Using the information about the density of surface peptide in each case, as well as the concentration of FLAGDOWN-oriented peptide molecules given by ToF-SIMS, we can now infer the concentration of FLAGUP-oriented peptide. According to XPS results, a higher density of surface peptide is achieved by applying the Eup field compared to the Edown configuration. ToF-SIMS data, however, suggested that the concentration of FLAGDOWN molecules are approximately equal in both cases. It can, therefore, be concluded that the majority of peptide molecules immobilized using the Eup field are in a FLAGUP orientation. In contrast, for the Edown field there is mostly FLAGDOWN peptide. This distinction between the surfaces balances out such that the total presentation of hydrophobic residues is approximately equal, as shown by ToF-SIMS. We have therefore demonstrated that stark differences in orientation and concentration of peptide molecules are achieved through the application of external electric fields during the immobilization process. Importantly, unlike other recent studies where orientation is used to optimize peptide activity28,31,34,52,53,65, such differences are achieved without adding any extra amino acids for covalent linkage or changing the immobilizing solution.

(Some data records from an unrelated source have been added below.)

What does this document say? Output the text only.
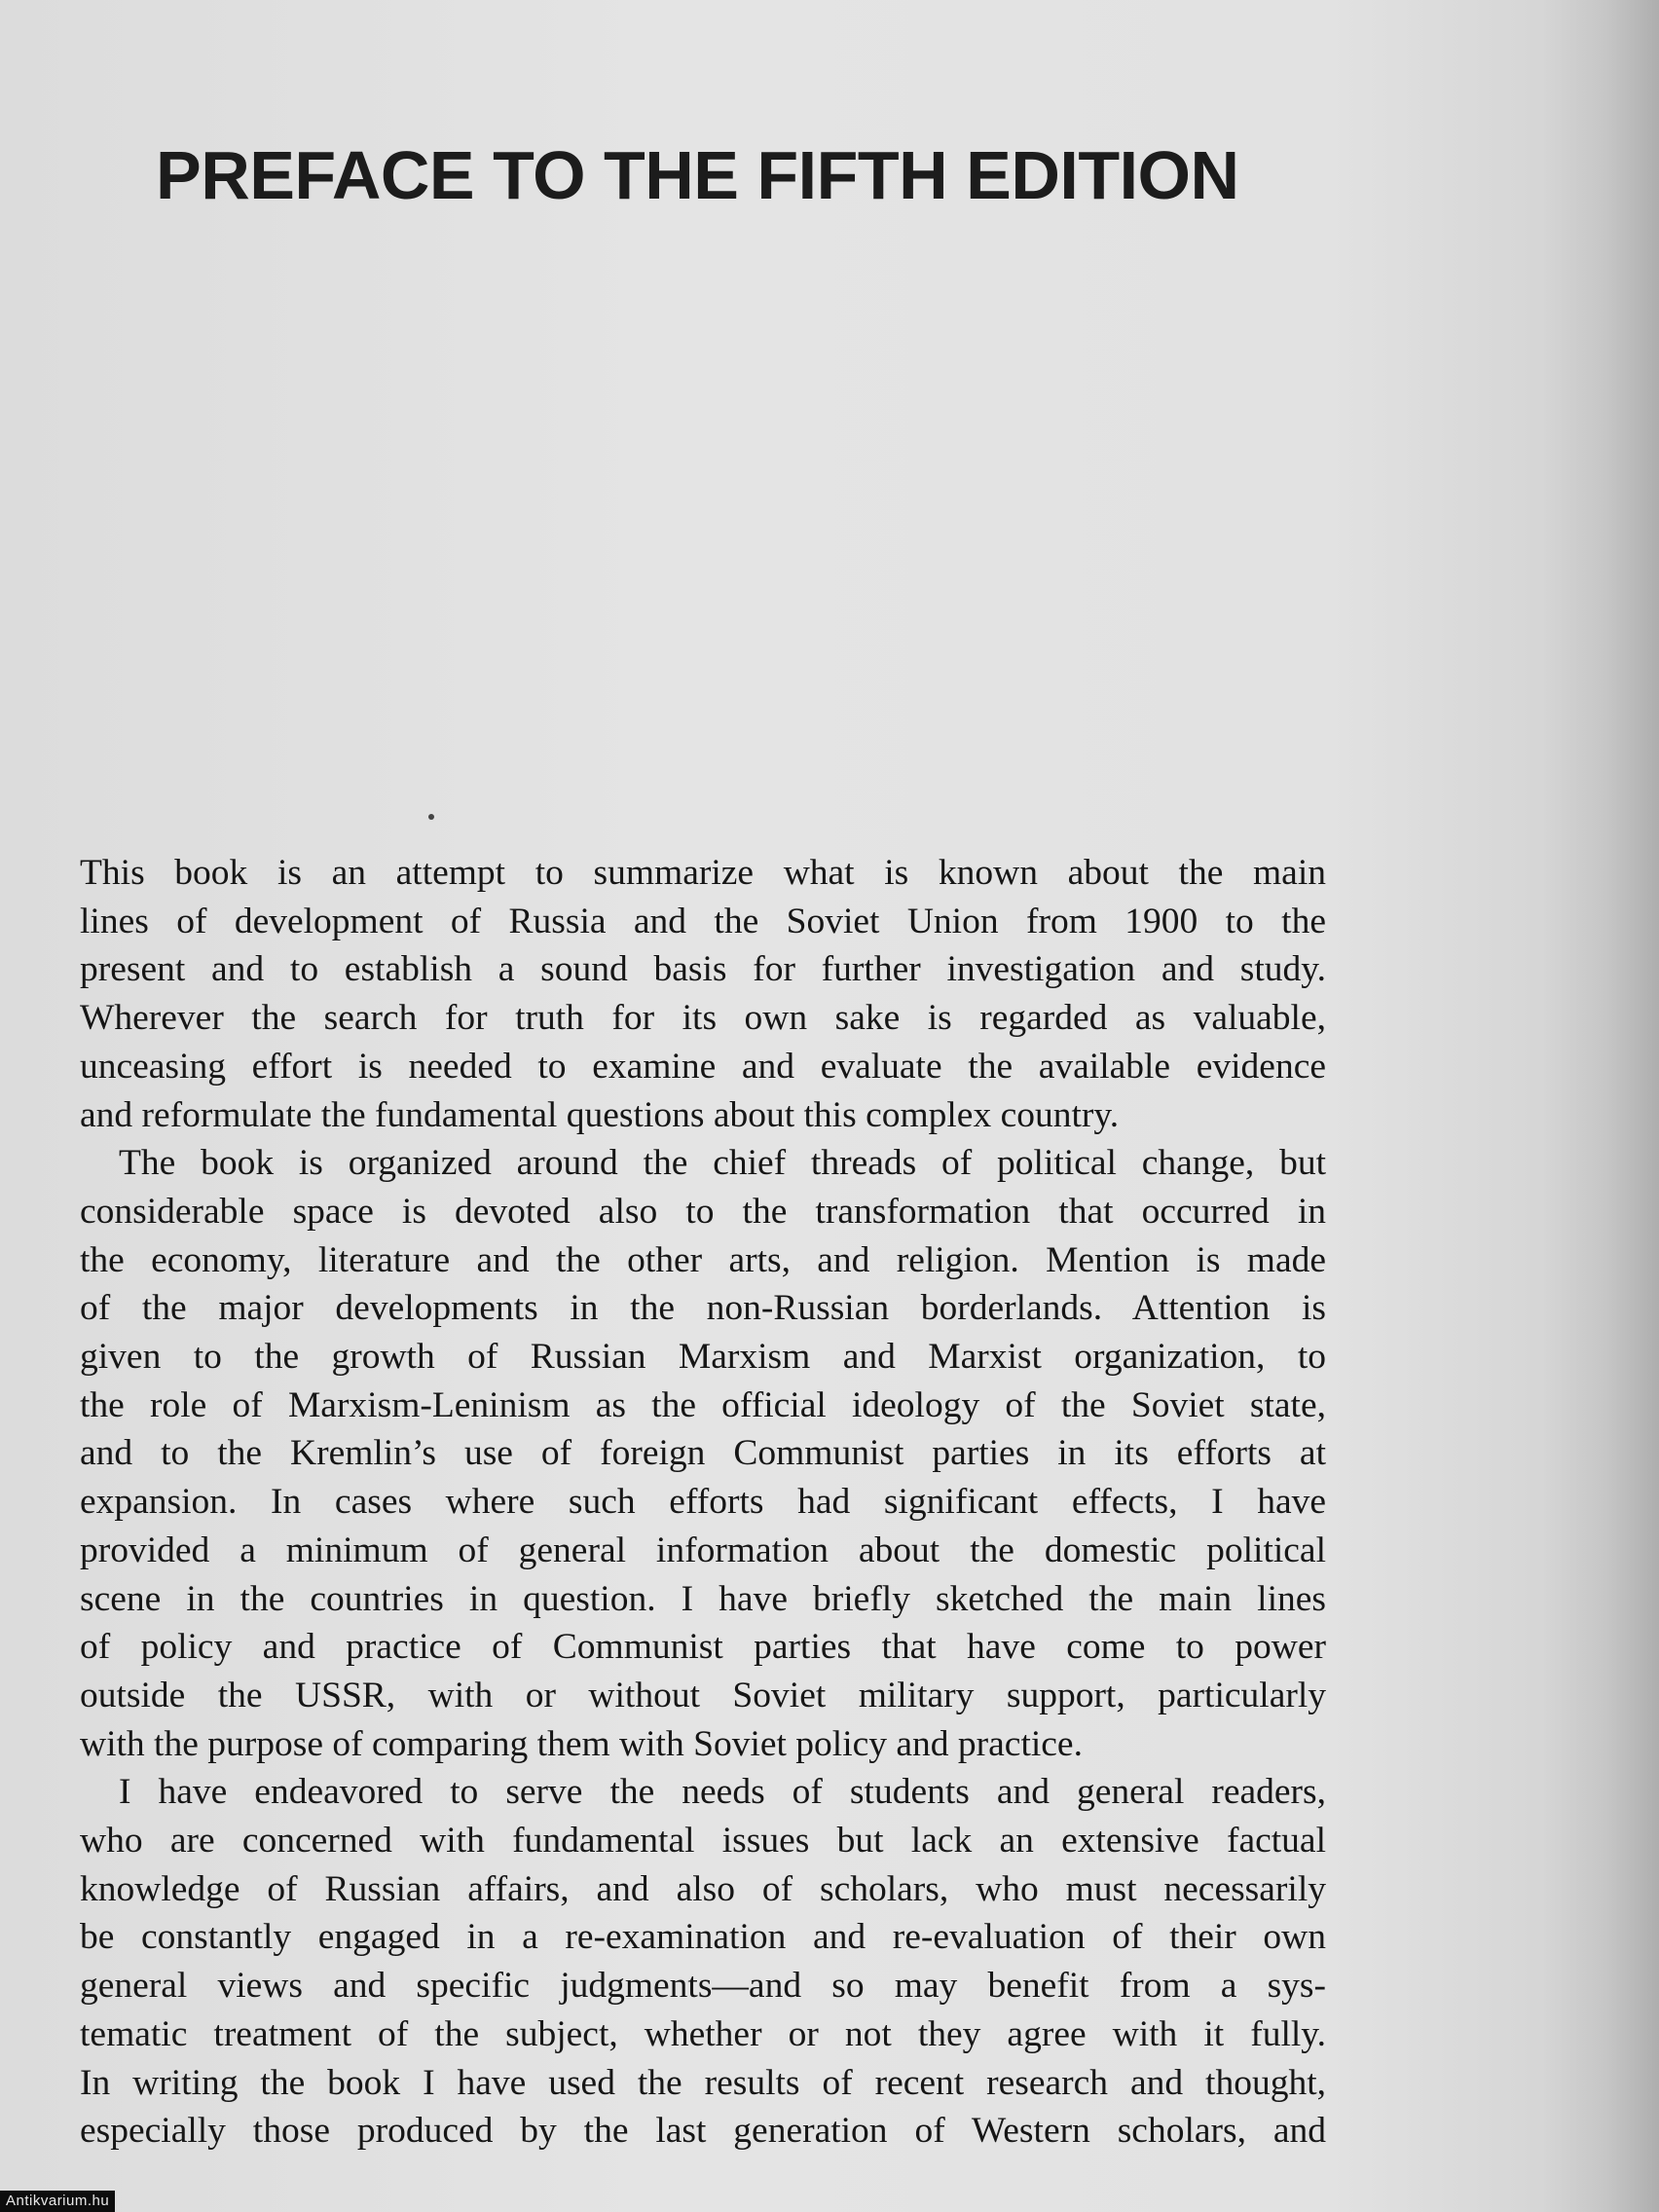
PREFACE TO THE FIFTH EDITION

This book is an attempt to summarize what is known about the main
lines of development of Russia and the Soviet Union from 1900 to the
present and to establish a sound basis for further investigation and study.
Wherever the search for truth for its own sake is regarded as valuable,
unceasing effort is needed to examine and evaluate the available evidence
and reformulate the fundamental questions about this complex country.

The book is organized around the chief threads of political change, but
considerable space is devoted also to the transformation that occurred in
the economy, literature and the other arts, and religion. Mention is made
of the major developments in the non-Russian borderlands. Attention is
given to the growth of Russian Marxism and Marxist organization, to
the role of Marxism-Leninism as the official ideology of the Soviet state,
and to the Kremlin’s use of foreign Communist parties in its efforts at
expansion. In cases where such efforts had significant effects, I have
provided a minimum of general information about the domestic political
scene in the countries in question. I have briefly sketched the main lines
of policy and practice of Communist parties that have come to power
outside the USSR, with or without Soviet military support, particularly
with the purpose of comparing them with Soviet policy and practice.

I have endeavored to serve the needs of students and general readers,
who are concerned with fundamental issues but lack an extensive factual
knowledge of Russian affairs, and also of scholars, who must necessarily
be constantly engaged in a re-examination and re-evaluation of their own
general views and specific judgments—and so may benefit from a sys-
tematic treatment of the subject, whether or not they agree with it fully.
In writing the book I have used the results of recent research and thought,
especially those produced by the last generation of Western scholars, and

Antikvarium.hu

Here we discuss our findings for the variations of concentration and orientation as a function of electric field changes induced by pH or potential differences applied across the immobilizing solution. For controlling the peptide functionalization by modulating the immobilizing solution pH, higher surface densities were achieved when the surface was less charged. Since the surface charge is small, and so has a negligible electrostatic effect on the peptide, the arrival rate and subsequent covalent linkage are mediated by the hydrophobic effect and van der Waals interactions only. In this case, the peptide binds in a random orientation (Fig. 6a). When the surface charge is more negative at higher pH values (Fig. 6b), the total peptide density is lower due to the potential barrier created by the increased negative surface charge. However, when peptide molecules do bind to the surface, they are oriented FLAGDOWN in order to align their dipole moment with the electric field created by the charged surface. An externally applied electric field is also capable of influencing the peptide-surface interactions. For the Edown field (Fig. 6d), the negative bias on the surface repels peptide molecules, reducing the density of peptides immobilized on the surface and simultaneously orienting them FLAGDOWN (as for immobilization at pH 9.8). For the Eup field (Fig. 6c), which was not achievable by pH modulation, the surface is positively biased and thus more peptide molecules are attracted, leading to a high immobilized surface density. Additionally, the field orients peptides in the FLAGUP orientation. For surface functionalization, this represents the best-case scenario where high concentration of bound peptide as well as an increased proportion of the correct orientation are achieved.
We believe that our findings on the mechanisms of peptide immobilization controlled by electric fields have important implications for the design of synthetic biomolecules and bio-functionalization of advanced implantable materials. In particular, guidelines for the design of synthetic peptides to optimize their presentation and density when immobilized can be inferred. For a particular functional peptide sequence and radical-functionalized surface, the amino acid charge sequence and surface potential as a function of pH must be determined so that an optimal pH for immobilization can be identified. If there is no pH at which the peptide net charge and dipole moment are favourable, then additional amino acids can be appended to the peptide end that is to be bound at the surface so as to adjust both the dipole moment and the charge. Alternatively, electric fields as shown in this work can be applied to achieve the optimal orientation and density. Our findings suggest that tuning the immobilization solution pH and/or the application of electric fields during immobilization have the potential to improve bio-functionalization methods, offering better outcomes for implantable devices used in modern biomedicine.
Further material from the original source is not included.